Ilva, il Tribunale rigetta richiesta risarcimento residente Tamburi

tamburi-57TARANTO – Non tutte le malattie possono essere legate alle emissioni dell’Ilva che invadono da decenni sul quartiere Tamburi. Questo il senso della sentenza pronunciata ieri mattina dalla Terza Sezione Civile del Tribunale di Taranto relativa ad una causa dell’ottobre 2011, avanzata da una residente del quartiere Tamburi affetta dal 2005 da “mielite trasversa D10-D11 in soggetto con vescica neurologica” che ha reso paraplegica la signora. La residente difesa dagli avvocati Annamaria e Filippo Condemi aveva infatti chiamato in giudizio l’Ilva Spa e l’ex direttore Luigi Capogrosso, difesi dagli avvocati Francesco Perli ed Enrico Schiavone, chiedendo il “risarcimento di tutti i danni patrimoniali e non subiti ed in particolare del dalla alla saluta nella misura risultante dall’espletanda perizia”. Il tutto alla luce del fatto che sin da bambina era stata esposta alle emissioni inquinanti dello stabilimento siderurgico e “in particolare a mezzo di analisi di laboratorio accertava che nel suo organismo erano presenti elevate quantità di materiali dannosi per l’organismo umano, quali metalli pesanti e altre sostanze inquinanti immesse nell’ambiente dal locale stabilimento siderurgico”.

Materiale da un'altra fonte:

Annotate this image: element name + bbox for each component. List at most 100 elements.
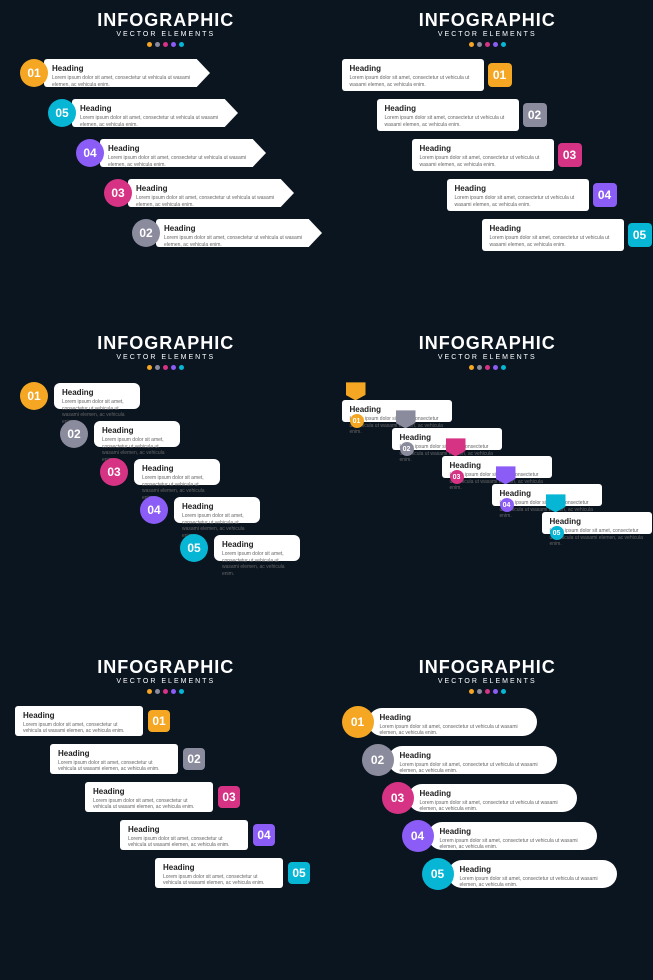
dot bbox=[485, 689, 490, 694]
number-badge: 02 bbox=[132, 219, 160, 247]
dot bbox=[485, 42, 490, 47]
color-tab bbox=[546, 494, 566, 512]
item-body: Lorem ipsum dolor sit amet, consectetur … bbox=[460, 876, 609, 889]
subtitle-text: VECTOR ELEMENTS bbox=[10, 354, 322, 361]
item-body: Lorem ipsum dolor sit amet, consectetur … bbox=[80, 115, 230, 128]
number-badge: 05 bbox=[288, 862, 310, 884]
item-body: Lorem ipsum dolor sit amet, consectetur … bbox=[128, 836, 240, 849]
infographic-item: HeadingLorem ipsum dolor sit amet, conse… bbox=[482, 219, 652, 251]
item-card: Heading Lorem ipsum dolor sit amet, conse… bbox=[120, 820, 248, 850]
number-badge: 05 bbox=[180, 534, 208, 562]
title-text: INFOGRAPHIC bbox=[332, 10, 644, 31]
item-card: Heading Lorem ipsum dolor sit amet, conse… bbox=[448, 860, 617, 888]
item-body: Lorem ipsum dolor sit amet, consectetur … bbox=[58, 760, 170, 773]
item-heading: Heading bbox=[385, 104, 511, 113]
item-heading: Heading bbox=[102, 426, 172, 435]
item-body: Lorem ipsum dolor sit amet, consectetur … bbox=[440, 838, 589, 851]
item-heading: Heading bbox=[490, 224, 616, 233]
item-heading: Heading bbox=[182, 502, 252, 511]
item-heading: Heading bbox=[164, 224, 314, 233]
infographic-section-5: INFOGRAPHICVECTOR ELEMENTSHeadingLorem i… bbox=[10, 657, 322, 970]
item-heading: Heading bbox=[108, 144, 258, 153]
infographic-item: HeadingLorem ipsum dolor sit amet, conse… bbox=[542, 494, 652, 534]
dot bbox=[477, 365, 482, 370]
item-heading: Heading bbox=[128, 825, 240, 834]
number-badge: 02 bbox=[362, 744, 394, 776]
infographic-item: 03HeadingLorem ipsum dolor sit amet, con… bbox=[104, 179, 294, 207]
dot bbox=[485, 365, 490, 370]
dot bbox=[493, 689, 498, 694]
item-body: Lorem ipsum dolor sit amet, consectetur … bbox=[23, 722, 135, 735]
number-badge: 03 bbox=[100, 458, 128, 486]
color-tab bbox=[396, 410, 416, 428]
item-card: HeadingLorem ipsum dolor sit amet, conse… bbox=[54, 383, 140, 409]
infographic-item: 04HeadingLorem ipsum dolor sit amet, con… bbox=[140, 496, 260, 524]
item-card: Heading Lorem ipsum dolor sit amet, conse… bbox=[428, 822, 597, 850]
infographic-item: 03HeadingLorem ipsum dolor sit amet, con… bbox=[100, 458, 220, 486]
dot bbox=[477, 689, 482, 694]
infographic-item: 01HeadingLorem ipsum dolor sit amet, con… bbox=[20, 59, 210, 87]
number-badge: 01 bbox=[20, 59, 48, 87]
infographic-item: HeadingLorem ipsum dolor sit amet, conse… bbox=[447, 179, 617, 211]
infographic-item: 02HeadingLorem ipsum dolor sit amet, con… bbox=[60, 420, 180, 448]
item-heading: Heading bbox=[380, 713, 529, 722]
subtitle-text: VECTOR ELEMENTS bbox=[10, 31, 322, 38]
infographic-item: 01HeadingLorem ipsum dolor sit amet, con… bbox=[20, 382, 140, 410]
dot bbox=[501, 365, 506, 370]
number-badge: 03 bbox=[382, 782, 414, 814]
number-badge: 03 bbox=[104, 179, 132, 207]
dot bbox=[147, 365, 152, 370]
infographic-section-6: INFOGRAPHICVECTOR ELEMENTS 01 Heading Lorem… bbox=[332, 657, 644, 970]
number-badge: 03 bbox=[450, 470, 464, 484]
item-card: HeadingLorem ipsum dolor sit amet, conse… bbox=[388, 746, 557, 774]
item-card: HeadingLorem ipsum dolor sit amet, conse… bbox=[134, 459, 220, 485]
item-body: Lorem ipsum dolor sit amet, consectetur … bbox=[93, 798, 205, 811]
dot bbox=[163, 42, 168, 47]
number-badge: 04 bbox=[593, 183, 617, 207]
dot bbox=[171, 42, 176, 47]
item-body: Lorem ipsum dolor sit amet, consectetur … bbox=[108, 155, 258, 168]
color-dots bbox=[10, 365, 322, 370]
dot bbox=[179, 365, 184, 370]
item-body: Lorem ipsum dolor sit amet, consectetur … bbox=[385, 115, 511, 128]
color-tab bbox=[346, 382, 366, 400]
number-badge: 04 bbox=[140, 496, 168, 524]
infographic-item: HeadingLorem ipsum dolor sit amet, conse… bbox=[50, 744, 205, 774]
item-heading: Heading bbox=[550, 517, 644, 526]
title-text: INFOGRAPHIC bbox=[10, 333, 322, 354]
subtitle-text: VECTOR ELEMENTS bbox=[332, 31, 644, 38]
item-heading: Heading bbox=[420, 144, 546, 153]
item-card: Heading Lorem ipsum dolor sit amet, conse… bbox=[100, 139, 266, 167]
dot bbox=[469, 42, 474, 47]
item-card: HeadingLorem ipsum dolor sit amet, conse… bbox=[174, 497, 260, 523]
item-card: HeadingLorem ipsum dolor sit amet, conse… bbox=[85, 782, 213, 812]
dot bbox=[493, 365, 498, 370]
infographic-item: 05HeadingLorem ipsum dolor sit amet, con… bbox=[48, 99, 238, 127]
item-body: Lorem ipsum dolor sit amet, consectetur … bbox=[400, 762, 549, 775]
number-badge: 04 bbox=[500, 498, 514, 512]
number-badge: 03 bbox=[218, 786, 240, 808]
section-title: INFOGRAPHICVECTOR ELEMENTS bbox=[10, 10, 322, 47]
dot bbox=[155, 689, 160, 694]
item-heading: Heading bbox=[136, 184, 286, 193]
color-tab bbox=[496, 466, 516, 484]
number-badge: 01 bbox=[342, 706, 374, 738]
section-title: INFOGRAPHICVECTOR ELEMENTS bbox=[332, 10, 644, 47]
infographic-section-3: INFOGRAPHICVECTOR ELEMENTS 01HeadingLorem… bbox=[10, 333, 322, 646]
dot bbox=[477, 42, 482, 47]
item-heading: Heading bbox=[460, 865, 609, 874]
item-heading: Heading bbox=[80, 104, 230, 113]
section-title: INFOGRAPHICVECTOR ELEMENTS bbox=[332, 657, 644, 694]
item-card: HeadingLorem ipsum dolor sit amet, conse… bbox=[412, 139, 554, 171]
dot bbox=[155, 42, 160, 47]
infographic-item: 03HeadingLorem ipsum dolor sit amet, con… bbox=[382, 782, 577, 814]
item-heading: Heading bbox=[440, 827, 589, 836]
number-badge: 04 bbox=[253, 824, 275, 846]
infographic-item: 05HeadingLorem ipsum dolor sit amet, con… bbox=[180, 534, 300, 562]
item-body: Lorem ipsum dolor sit amet, consectetur … bbox=[222, 551, 292, 577]
dot bbox=[171, 689, 176, 694]
item-card: HeadingLorem ipsum dolor sit amet, conse… bbox=[342, 59, 484, 91]
item-card: HeadingLorem ipsum dolor sit amet, conse… bbox=[128, 179, 294, 207]
dot bbox=[469, 689, 474, 694]
title-text: INFOGRAPHIC bbox=[10, 10, 322, 31]
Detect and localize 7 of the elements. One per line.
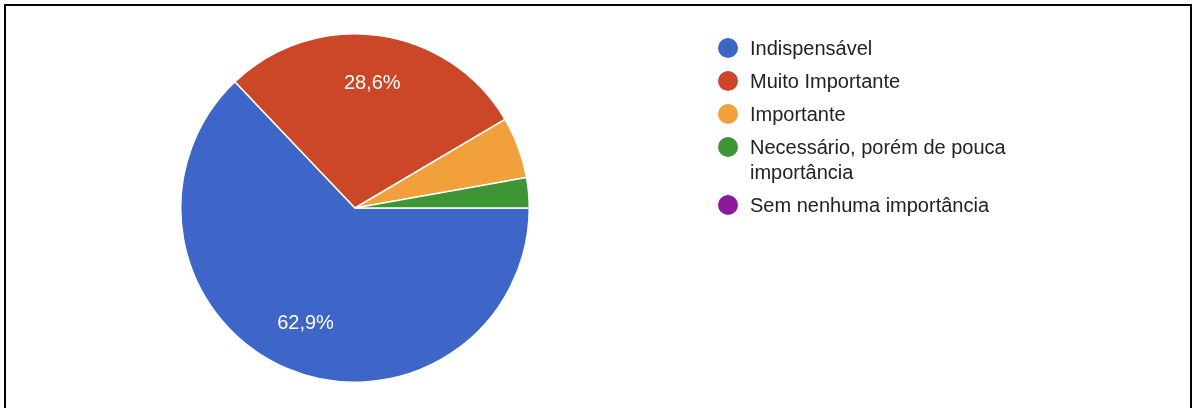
legend-label: Necessário, porém de pouca importância [750, 135, 1007, 185]
legend-label: Importante [750, 102, 846, 127]
legend-label: Indispensável [750, 36, 873, 61]
data-label: 62,9% [277, 310, 335, 333]
data-label: 28,6% [343, 71, 401, 94]
legend-label: Muito Importante [750, 69, 901, 94]
legend-label: Sem nenhuma importância [750, 193, 990, 218]
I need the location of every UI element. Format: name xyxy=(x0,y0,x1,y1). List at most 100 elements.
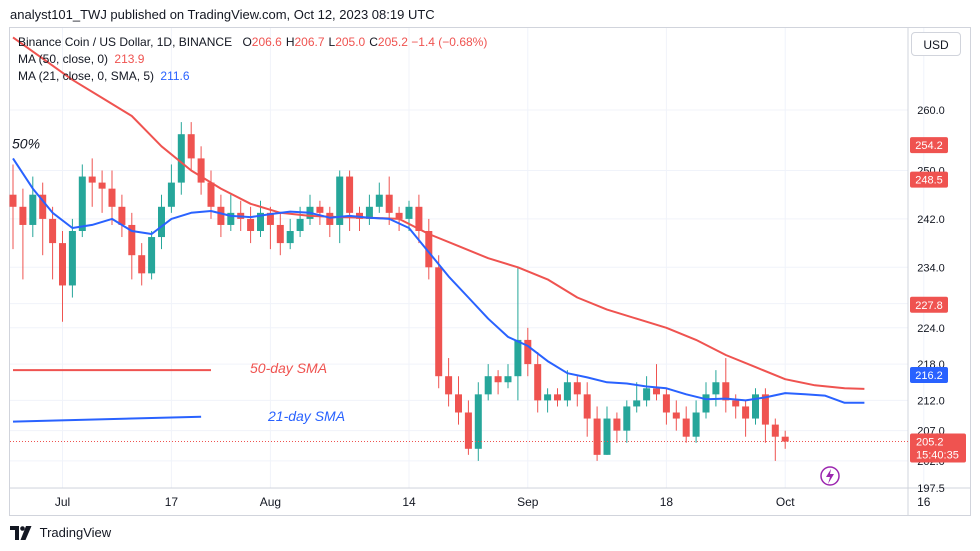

Queste le premesse, ribaltate però dalla conclusioni del CTU medico legale istruito per la causa che potesse fare chiarezza sulla natura della patologia e su di un possibile rapporto causa effetto con l’esposizione alle emissioni dell’Ilva. “L’attrice (la residente) è affetta sin dal 2004 da “mielite trasversa D10-D11 di natura idiopatica con paraparesi flaccida”, patologia di origine autoimmune e quindi del tutto non correlabile con sostanze in ipotesi anche nocive e/o inquinanti provenienti dal locale stabilimento ILVA ed in genere con esposizione a polveri o gas di provenienza industriale – ha spiegato il giudice Pietro Genoviva nella sentenza -; detta patologia non è nemmeno astrattamente correlabile con le sostanze ritrovate nell’esame del capello e delle urine dell’attrice, effettuate nel giugno 2011 e giudicate per altro scarsamente attendibili, specie per quanto riguarda i rilevati valori dell’arsenio, che, se reali, sarebbero stati esiziali per qualsiasi essere umano.

A fronte di tali limpide ed inequivocabili conclusioni medico-legali, supportate dall’analisi clinica della periziata, nonché dallo studio della documentazione versata in atti e della letteratura scientifica sull’argomento, non può che pervenirsi al rigetto della domanda attrice, con tutte le conseguenze di legge anche in ordine alle spese di lite, che, liquidate solidalmente in favore dei convenuti costituitisi in giudizio a ministero degli stessi difensori, e tenendo conto dei parametri di cui al DM 140/2012, si determinano come da dispositivo”. Una sentenza relativa al solo caso della mielite trasversa, certo: ma che evidenzia una volta di più come sia imprescindibile continuare a portare avanti tutti quegli studi epidemiologici necessari per fare quanta più chiarezza possibile sui danni causati alla salute umana dall’inquinamento della grande industria.